President-elect Donald Trump continues to be highly praised by his supporters and allies in Congress for his seemingly neverending list of amazing selections for his upcoming administration.
One of those hires is Dr. Janette Nesheiwat, 48, who he chose to be the next surgeon general of the United States.
Nesheiwat is a highly respected, popular doctor who often makes appearances on Fox News and has talked at times about how the death of her father at a young age is what inspired her to get into medicine.
Over the weekend, according to the Daily Mail, The New York Times revealed that the doctor was involved in a freak accident at a young age that resulted in her father's death.
Reportedly taken from information contained in a police report from 1990, then-13-year-old Nesheiwat was in her father's bedroom attempting to locate a pair of scissors.

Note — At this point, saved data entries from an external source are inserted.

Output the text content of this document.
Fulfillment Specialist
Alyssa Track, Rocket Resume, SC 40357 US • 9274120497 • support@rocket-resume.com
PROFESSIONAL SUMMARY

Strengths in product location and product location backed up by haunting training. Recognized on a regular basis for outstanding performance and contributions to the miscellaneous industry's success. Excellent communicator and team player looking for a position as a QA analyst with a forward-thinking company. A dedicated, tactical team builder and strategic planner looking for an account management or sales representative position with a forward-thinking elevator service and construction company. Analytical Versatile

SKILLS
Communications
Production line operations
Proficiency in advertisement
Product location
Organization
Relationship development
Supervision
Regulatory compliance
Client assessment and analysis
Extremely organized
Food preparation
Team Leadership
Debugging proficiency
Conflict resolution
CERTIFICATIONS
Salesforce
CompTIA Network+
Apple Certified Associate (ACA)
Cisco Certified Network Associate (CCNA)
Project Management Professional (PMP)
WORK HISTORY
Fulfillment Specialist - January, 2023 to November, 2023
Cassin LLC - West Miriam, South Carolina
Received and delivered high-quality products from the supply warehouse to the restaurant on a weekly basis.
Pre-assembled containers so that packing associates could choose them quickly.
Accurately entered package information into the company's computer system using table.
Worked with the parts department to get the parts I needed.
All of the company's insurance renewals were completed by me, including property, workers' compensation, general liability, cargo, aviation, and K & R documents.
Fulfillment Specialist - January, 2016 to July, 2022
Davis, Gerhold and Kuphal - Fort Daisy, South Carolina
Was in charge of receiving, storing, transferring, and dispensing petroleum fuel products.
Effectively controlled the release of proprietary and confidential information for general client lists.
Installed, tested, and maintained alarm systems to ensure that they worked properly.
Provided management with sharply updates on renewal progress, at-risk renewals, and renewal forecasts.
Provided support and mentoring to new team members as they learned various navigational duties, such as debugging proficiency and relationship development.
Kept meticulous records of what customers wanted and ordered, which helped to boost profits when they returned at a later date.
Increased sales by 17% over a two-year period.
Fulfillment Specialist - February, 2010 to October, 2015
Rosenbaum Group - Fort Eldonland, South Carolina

As she fumbled for the scissors in a tackle box on a shelf, it fell to the ground, and she reportedly heard a loud bang as a result, which ended up being a .38 caliber handgun that went off.
Unfortunately, the bullet from the gun struck her father in the head, and he died the next day in the hospital. Her father, Ben, was 44 at the time of his tragic and unfortunate death.
The Daily Mail noted:
‘I was in father’s bedroom at around 7.15am getting some scissors. I opened the fishing tackle box and the whole thing tipped over.
‘Something fell out of it and there was a loud noise. I saw blood on my father’s ear.’
Not surprisingly, the situation had a profound impact on the then-teenager, and it would inspire her to go on to seek out a career in medicine, citing the lack of being able to save him at the time of the bizarre, freak accident.
"When I was 13 years old I helplessly watched my dear father dying from an accident as blood was spurting everywhere. I couldn’t save his life. This was the start of my personal journey in life to become a physician," she wrote in her memoir, "Beyond The Stethoscope."
While virtually all of Trump's picks for his Cabinet and administration have been well received, Nesheiwat is on the edge of that warm reception, as many social media users pointed out that her stance during the pandemic on masks is a "deal breaker."
"Dr. Janette Nesheiwat supported masking kids in school. DEALBREAKER," Liz Wheeler wrote on X.
Another X user wrote, "We have to call out all bad appointments. It’s our duty. It’ll be to her benefit to go on shows like yours to tell the American people where she went wrong."
Others noted that in 2022 she seemed to have a change in thinking on the matter. She's expected to have a pretty straightforward Senate confirmation.